1692. J. Edwards, Remarkable Texts, 161. This Evisceration is very remarkable, for tis emphatically said, his Bowels, yea all his Bowels gushed out.
1845. Syd. Smith, Irish Rom. Cath. Ch., Wks. 1859, II. 234/2. The OSullivans have a still earlier plea of suspension, evisceration, and division.
transf. 1886. Boston (Mass.) Jrnl., 3 Sept., 2/2. Another attributes it [earthquake] to volcanic evisceration.

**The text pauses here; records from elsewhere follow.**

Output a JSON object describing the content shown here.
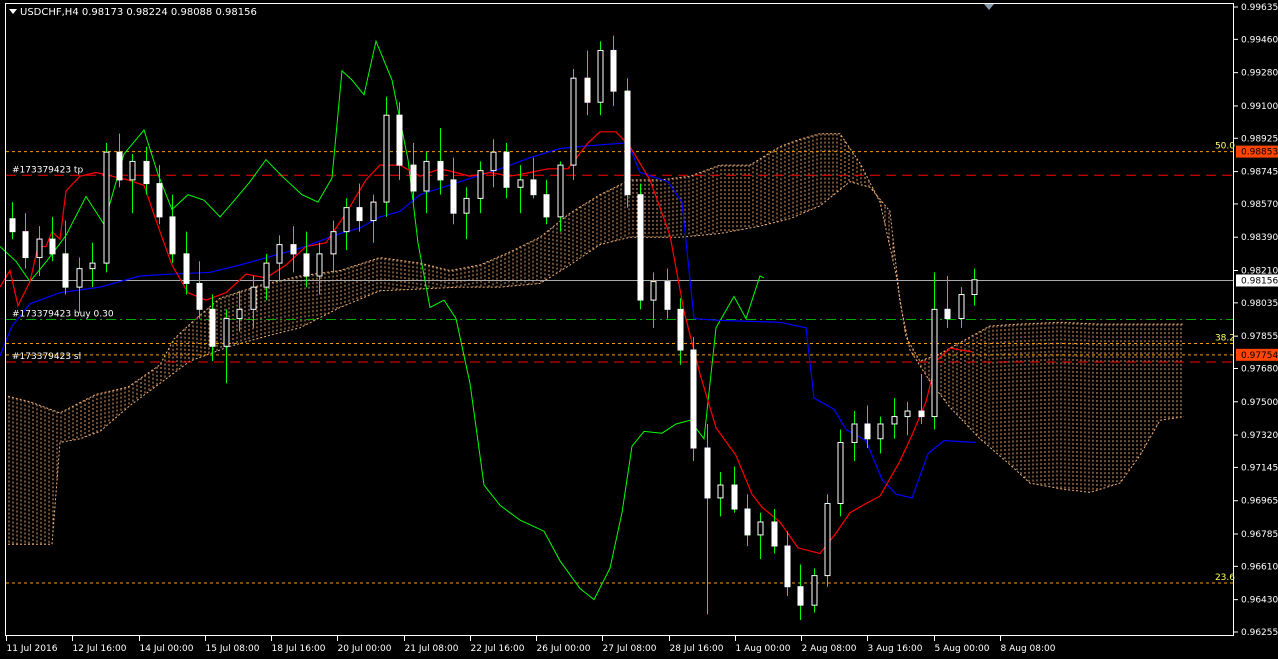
{
  "header": {
    "symbol_line": "USDCHF,H4  0.98173 0.98224 0.98088 0.98156",
    "menu_icon": "triangle-down-icon",
    "scroll_marker_icon": "triangle-down-icon"
  },
  "colors": {
    "background": "#000000",
    "frame": "#ffffff",
    "candle": "#ffffff",
    "wick": "#00ff00",
    "tenkan": "#ff0000",
    "kijun": "#0000ff",
    "chikou": "#00ff00",
    "cloud": "#f0b078",
    "order_line": "#ff0000",
    "buy_line": "#00aa00",
    "fib_line": "#ff9900",
    "current_price_label_bg": "#ffffff",
    "order_price_label_bg": "#ff4500"
  },
  "price_axis": {
    "ticks": [
      "0.99635",
      "0.99460",
      "0.99280",
      "0.99100",
      "0.98925",
      "0.98745",
      "0.98570",
      "0.98390",
      "0.98210",
      "0.98035",
      "0.97855",
      "0.97680",
      "0.97500",
      "0.97320",
      "0.97145",
      "0.96965",
      "0.96785",
      "0.96610",
      "0.96430",
      "0.96255"
    ],
    "current_price": "0.98156",
    "tp_price": "0.98853",
    "sl_price": "0.97754"
  },
  "time_axis": {
    "labels": [
      "11 Jul 2016",
      "12 Jul 16:00",
      "14 Jul 00:00",
      "15 Jul 08:00",
      "18 Jul 16:00",
      "20 Jul 00:00",
      "21 Jul 08:00",
      "22 Jul 16:00",
      "26 Jul 00:00",
      "27 Jul 08:00",
      "28 Jul 16:00",
      "1 Aug 00:00",
      "2 Aug 08:00",
      "3 Aug 16:00",
      "5 Aug 00:00",
      "8 Aug 08:00"
    ]
  },
  "orders": {
    "tp_label": "#173379423 tp",
    "buy_label": "#173379423 buy 0.30",
    "sl_label": "#173379423 sl",
    "tp_value": 0.98725,
    "buy_value": 0.97945,
    "sl_value": 0.97715
  },
  "fibo": {
    "levels": [
      {
        "label": "50.0",
        "value": 0.98853
      },
      {
        "label": "38.2",
        "value": 0.97815
      },
      {
        "label": "23.6",
        "value": 0.9652
      }
    ],
    "extra_line_value": 0.97754
  },
  "chart_data": {
    "type": "candlestick",
    "symbol": "USDCHF",
    "timeframe": "H4",
    "last_bar": {
      "open": 0.98173,
      "high": 0.98224,
      "low": 0.98088,
      "close": 0.98156
    },
    "ylim": [
      0.96255,
      0.99635
    ],
    "candles": [
      [
        0.9849,
        0.9858,
        0.9838,
        0.9842
      ],
      [
        0.9842,
        0.9852,
        0.9822,
        0.9828
      ],
      [
        0.9828,
        0.9845,
        0.9818,
        0.9838
      ],
      [
        0.9838,
        0.985,
        0.9826,
        0.983
      ],
      [
        0.983,
        0.9848,
        0.9808,
        0.9812
      ],
      [
        0.9812,
        0.9828,
        0.9798,
        0.9822
      ],
      [
        0.9822,
        0.9836,
        0.9812,
        0.9825
      ],
      [
        0.9825,
        0.989,
        0.982,
        0.9885
      ],
      [
        0.9885,
        0.9895,
        0.9866,
        0.987
      ],
      [
        0.987,
        0.9884,
        0.9852,
        0.988
      ],
      [
        0.988,
        0.9888,
        0.9862,
        0.9868
      ],
      [
        0.9868,
        0.9878,
        0.9846,
        0.985
      ],
      [
        0.985,
        0.9862,
        0.9825,
        0.983
      ],
      [
        0.983,
        0.9842,
        0.9808,
        0.9814
      ],
      [
        0.9814,
        0.9826,
        0.9795,
        0.98
      ],
      [
        0.98,
        0.9808,
        0.9772,
        0.978
      ],
      [
        0.978,
        0.98,
        0.976,
        0.9795
      ],
      [
        0.9795,
        0.981,
        0.9788,
        0.98
      ],
      [
        0.98,
        0.9818,
        0.979,
        0.9812
      ],
      [
        0.9812,
        0.983,
        0.9805,
        0.9825
      ],
      [
        0.9825,
        0.984,
        0.9815,
        0.9835
      ],
      [
        0.9835,
        0.9845,
        0.982,
        0.983
      ],
      [
        0.983,
        0.9842,
        0.9812,
        0.9818
      ],
      [
        0.9818,
        0.9836,
        0.9808,
        0.983
      ],
      [
        0.983,
        0.9848,
        0.982,
        0.9842
      ],
      [
        0.9842,
        0.986,
        0.9832,
        0.9855
      ],
      [
        0.9855,
        0.9868,
        0.9842,
        0.9848
      ],
      [
        0.9848,
        0.9862,
        0.9836,
        0.9858
      ],
      [
        0.9858,
        0.9915,
        0.985,
        0.9905
      ],
      [
        0.9905,
        0.9912,
        0.987,
        0.9878
      ],
      [
        0.9878,
        0.989,
        0.9858,
        0.9864
      ],
      [
        0.9864,
        0.9885,
        0.9852,
        0.988
      ],
      [
        0.988,
        0.9898,
        0.9862,
        0.987
      ],
      [
        0.987,
        0.9882,
        0.9846,
        0.9852
      ],
      [
        0.9852,
        0.9866,
        0.9838,
        0.986
      ],
      [
        0.986,
        0.988,
        0.9852,
        0.9875
      ],
      [
        0.9875,
        0.9892,
        0.9866,
        0.9885
      ],
      [
        0.9885,
        0.989,
        0.986,
        0.9866
      ],
      [
        0.9866,
        0.9878,
        0.9852,
        0.987
      ],
      [
        0.987,
        0.9882,
        0.986,
        0.9862
      ],
      [
        0.9862,
        0.987,
        0.9846,
        0.985
      ],
      [
        0.985,
        0.988,
        0.9842,
        0.9878
      ],
      [
        0.9878,
        0.993,
        0.987,
        0.9925
      ],
      [
        0.9925,
        0.994,
        0.9905,
        0.9912
      ],
      [
        0.9912,
        0.9945,
        0.9905,
        0.994
      ],
      [
        0.994,
        0.9948,
        0.991,
        0.9918
      ],
      [
        0.9918,
        0.9925,
        0.9855,
        0.9862
      ],
      [
        0.9862,
        0.9868,
        0.98,
        0.9805
      ],
      [
        0.9805,
        0.982,
        0.979,
        0.9815
      ],
      [
        0.9815,
        0.9822,
        0.9795,
        0.98
      ],
      [
        0.98,
        0.9806,
        0.977,
        0.9778
      ],
      [
        0.9778,
        0.9785,
        0.9718,
        0.9725
      ],
      [
        0.9725,
        0.9738,
        0.9635,
        0.9698
      ],
      [
        0.9698,
        0.9712,
        0.9688,
        0.9705
      ],
      [
        0.9705,
        0.9715,
        0.969,
        0.9692
      ],
      [
        0.9692,
        0.97,
        0.9672,
        0.9678
      ],
      [
        0.9678,
        0.969,
        0.9665,
        0.9685
      ],
      [
        0.9685,
        0.9692,
        0.9668,
        0.9672
      ],
      [
        0.9672,
        0.968,
        0.9645,
        0.965
      ],
      [
        0.965,
        0.9662,
        0.9632,
        0.964
      ],
      [
        0.964,
        0.966,
        0.9636,
        0.9656
      ],
      [
        0.9656,
        0.97,
        0.965,
        0.9695
      ],
      [
        0.9695,
        0.9735,
        0.9688,
        0.9728
      ],
      [
        0.9728,
        0.9745,
        0.9718,
        0.9738
      ],
      [
        0.9738,
        0.9748,
        0.9725,
        0.973
      ],
      [
        0.973,
        0.9742,
        0.9722,
        0.9738
      ],
      [
        0.9738,
        0.9752,
        0.973,
        0.9742
      ],
      [
        0.9742,
        0.975,
        0.9732,
        0.9745
      ],
      [
        0.9745,
        0.9765,
        0.9738,
        0.9742
      ],
      [
        0.9742,
        0.982,
        0.9735,
        0.98
      ],
      [
        0.98,
        0.9818,
        0.979,
        0.9795
      ],
      [
        0.9795,
        0.9812,
        0.979,
        0.9808
      ],
      [
        0.9808,
        0.9822,
        0.9802,
        0.9816
      ]
    ],
    "tenkan": [
      [
        0,
        0.9812
      ],
      [
        10,
        0.9821
      ],
      [
        18,
        0.9802
      ],
      [
        30,
        0.9815
      ],
      [
        38,
        0.9834
      ],
      [
        46,
        0.9834
      ],
      [
        52,
        0.9842
      ],
      [
        60,
        0.9838
      ],
      [
        66,
        0.9864
      ],
      [
        80,
        0.9872
      ],
      [
        96,
        0.9874
      ],
      [
        112,
        0.9872
      ],
      [
        128,
        0.987
      ],
      [
        144,
        0.9867
      ],
      [
        160,
        0.9842
      ],
      [
        172,
        0.9824
      ],
      [
        188,
        0.9809
      ],
      [
        206,
        0.9805
      ],
      [
        226,
        0.9809
      ],
      [
        246,
        0.9819
      ],
      [
        266,
        0.9817
      ],
      [
        286,
        0.9824
      ],
      [
        306,
        0.9834
      ],
      [
        326,
        0.9836
      ],
      [
        346,
        0.9852
      ],
      [
        366,
        0.987
      ],
      [
        380,
        0.9878
      ],
      [
        400,
        0.9878
      ],
      [
        420,
        0.9872
      ],
      [
        440,
        0.9876
      ],
      [
        456,
        0.9874
      ],
      [
        470,
        0.9872
      ],
      [
        490,
        0.9874
      ],
      [
        510,
        0.9872
      ],
      [
        530,
        0.9874
      ],
      [
        548,
        0.9876
      ],
      [
        568,
        0.9876
      ],
      [
        588,
        0.989
      ],
      [
        600,
        0.9896
      ],
      [
        616,
        0.9896
      ],
      [
        630,
        0.9888
      ],
      [
        650,
        0.987
      ],
      [
        670,
        0.984
      ],
      [
        684,
        0.9799
      ],
      [
        700,
        0.9765
      ],
      [
        716,
        0.9736
      ],
      [
        736,
        0.9721
      ],
      [
        752,
        0.97
      ],
      [
        762,
        0.9693
      ],
      [
        780,
        0.9685
      ],
      [
        798,
        0.9671
      ],
      [
        820,
        0.9668
      ],
      [
        836,
        0.9679
      ],
      [
        850,
        0.969
      ],
      [
        866,
        0.9695
      ],
      [
        880,
        0.9699
      ],
      [
        900,
        0.9718
      ],
      [
        912,
        0.9732
      ],
      [
        926,
        0.975
      ],
      [
        936,
        0.9772
      ],
      [
        950,
        0.9779
      ],
      [
        972,
        0.9777
      ]
    ],
    "kijun": [
      [
        0,
        0.9775
      ],
      [
        12,
        0.9791
      ],
      [
        30,
        0.9803
      ],
      [
        60,
        0.9809
      ],
      [
        100,
        0.9812
      ],
      [
        140,
        0.9818
      ],
      [
        170,
        0.9819
      ],
      [
        210,
        0.982
      ],
      [
        240,
        0.9824
      ],
      [
        300,
        0.9833
      ],
      [
        320,
        0.9837
      ],
      [
        340,
        0.9841
      ],
      [
        360,
        0.9844
      ],
      [
        380,
        0.985
      ],
      [
        400,
        0.9853
      ],
      [
        420,
        0.9862
      ],
      [
        460,
        0.9869
      ],
      [
        500,
        0.9876
      ],
      [
        530,
        0.9882
      ],
      [
        560,
        0.9887
      ],
      [
        580,
        0.9888
      ],
      [
        600,
        0.9889
      ],
      [
        628,
        0.989
      ],
      [
        640,
        0.9874
      ],
      [
        668,
        0.9869
      ],
      [
        682,
        0.9858
      ],
      [
        694,
        0.9795
      ],
      [
        720,
        0.9794
      ],
      [
        780,
        0.9793
      ],
      [
        806,
        0.979
      ],
      [
        814,
        0.9752
      ],
      [
        834,
        0.9746
      ],
      [
        846,
        0.9735
      ],
      [
        866,
        0.9729
      ],
      [
        882,
        0.9708
      ],
      [
        896,
        0.97
      ],
      [
        912,
        0.9698
      ],
      [
        928,
        0.9722
      ],
      [
        944,
        0.9729
      ],
      [
        976,
        0.9728
      ]
    ],
    "chikou": [
      [
        0,
        0.9834
      ],
      [
        16,
        0.9826
      ],
      [
        30,
        0.9815
      ],
      [
        48,
        0.9827
      ],
      [
        66,
        0.984
      ],
      [
        86,
        0.9861
      ],
      [
        104,
        0.9846
      ],
      [
        124,
        0.9884
      ],
      [
        144,
        0.9897
      ],
      [
        158,
        0.9873
      ],
      [
        172,
        0.9854
      ],
      [
        188,
        0.9862
      ],
      [
        204,
        0.9859
      ],
      [
        220,
        0.985
      ],
      [
        236,
        0.986
      ],
      [
        250,
        0.9869
      ],
      [
        266,
        0.9881
      ],
      [
        282,
        0.9872
      ],
      [
        302,
        0.9862
      ],
      [
        318,
        0.9858
      ],
      [
        332,
        0.9871
      ],
      [
        342,
        0.9929
      ],
      [
        352,
        0.9924
      ],
      [
        364,
        0.9916
      ],
      [
        376,
        0.9945
      ],
      [
        392,
        0.9924
      ],
      [
        408,
        0.9881
      ],
      [
        418,
        0.9836
      ],
      [
        430,
        0.9801
      ],
      [
        444,
        0.9805
      ],
      [
        456,
        0.9795
      ],
      [
        470,
        0.976
      ],
      [
        484,
        0.9705
      ],
      [
        500,
        0.9694
      ],
      [
        520,
        0.9686
      ],
      [
        544,
        0.968
      ],
      [
        560,
        0.9664
      ],
      [
        580,
        0.9649
      ],
      [
        594,
        0.9643
      ],
      [
        610,
        0.966
      ],
      [
        622,
        0.969
      ],
      [
        632,
        0.9726
      ],
      [
        644,
        0.9734
      ],
      [
        662,
        0.9733
      ],
      [
        676,
        0.9738
      ],
      [
        690,
        0.974
      ],
      [
        704,
        0.973
      ],
      [
        716,
        0.979
      ],
      [
        734,
        0.9807
      ],
      [
        746,
        0.9795
      ],
      [
        760,
        0.9818
      ],
      [
        764,
        0.9817
      ]
    ],
    "cloud_upper": [
      [
        8,
        0.9753
      ],
      [
        30,
        0.975
      ],
      [
        60,
        0.9744
      ],
      [
        96,
        0.9754
      ],
      [
        128,
        0.9758
      ],
      [
        160,
        0.977
      ],
      [
        174,
        0.9784
      ],
      [
        196,
        0.9795
      ],
      [
        220,
        0.9806
      ],
      [
        260,
        0.9813
      ],
      [
        300,
        0.9818
      ],
      [
        340,
        0.9821
      ],
      [
        380,
        0.9828
      ],
      [
        420,
        0.9825
      ],
      [
        450,
        0.9821
      ],
      [
        480,
        0.9824
      ],
      [
        510,
        0.9831
      ],
      [
        540,
        0.9839
      ],
      [
        570,
        0.9852
      ],
      [
        600,
        0.9862
      ],
      [
        630,
        0.987
      ],
      [
        660,
        0.987
      ],
      [
        690,
        0.9872
      ],
      [
        720,
        0.9878
      ],
      [
        750,
        0.9878
      ],
      [
        780,
        0.9888
      ],
      [
        800,
        0.9892
      ],
      [
        820,
        0.9895
      ],
      [
        840,
        0.9895
      ],
      [
        860,
        0.9879
      ],
      [
        880,
        0.9858
      ],
      [
        896,
        0.9819
      ],
      [
        906,
        0.9785
      ],
      [
        920,
        0.9772
      ],
      [
        940,
        0.9776
      ],
      [
        960,
        0.9782
      ],
      [
        990,
        0.9791
      ],
      [
        1020,
        0.9792
      ],
      [
        1060,
        0.9793
      ],
      [
        1100,
        0.9792
      ],
      [
        1140,
        0.9792
      ],
      [
        1170,
        0.9792
      ],
      [
        1184,
        0.9792
      ]
    ],
    "cloud_lower": [
      [
        8,
        0.9673
      ],
      [
        30,
        0.9673
      ],
      [
        52,
        0.9673
      ],
      [
        60,
        0.9728
      ],
      [
        80,
        0.973
      ],
      [
        100,
        0.9734
      ],
      [
        130,
        0.9748
      ],
      [
        160,
        0.976
      ],
      [
        190,
        0.9772
      ],
      [
        230,
        0.978
      ],
      [
        270,
        0.9786
      ],
      [
        300,
        0.979
      ],
      [
        340,
        0.9801
      ],
      [
        380,
        0.981
      ],
      [
        420,
        0.9811
      ],
      [
        460,
        0.9812
      ],
      [
        500,
        0.9812
      ],
      [
        540,
        0.9814
      ],
      [
        570,
        0.9824
      ],
      [
        600,
        0.9835
      ],
      [
        630,
        0.9839
      ],
      [
        680,
        0.9839
      ],
      [
        720,
        0.9841
      ],
      [
        760,
        0.9845
      ],
      [
        790,
        0.9849
      ],
      [
        820,
        0.9856
      ],
      [
        850,
        0.9869
      ],
      [
        870,
        0.9866
      ],
      [
        890,
        0.9853
      ],
      [
        900,
        0.9804
      ],
      [
        910,
        0.9778
      ],
      [
        930,
        0.9761
      ],
      [
        950,
        0.9747
      ],
      [
        980,
        0.973
      ],
      [
        1010,
        0.9716
      ],
      [
        1030,
        0.9706
      ],
      [
        1060,
        0.9703
      ],
      [
        1090,
        0.9701
      ],
      [
        1120,
        0.9706
      ],
      [
        1140,
        0.9721
      ],
      [
        1160,
        0.974
      ],
      [
        1184,
        0.9742
      ]
    ]
  }
}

2. fig. (cf. EVISCERATE 2.) † a. Manifestation of ones inmost thoughts; unbosoming. b. The extracting or eliciting of the inner meaning (of anything). c. The depriving (an enactment or statement) of all that gives it value.
1628. Donne, Serm. (1640), xxiii. 230. Gods laying himself open, his manifestation, his revelation, his evisceration, and embowelling of himselfe to us, there [in heaven].
1831. Coleridge, Table-t., 27 Oct. If a certain latitude in examining witnesses is a necessary mean towards the evisceration of the truth of matters of fact.
1874. H. R. Reynolds, John Bapt., viii. 498. The practical evisceration or modification of the Mosaic legislation by carnal or ceremonial additions.
1880. Stanley, Ess., Subscription (1884), 179. A form of subscription which, after the evisceration of the old form, contains nothing of a safeguard and something of an offence.
1880. E. White, Cert. Relig., 54. The enormous labour of evisceration expended upon their writings by the Unitarian commentators.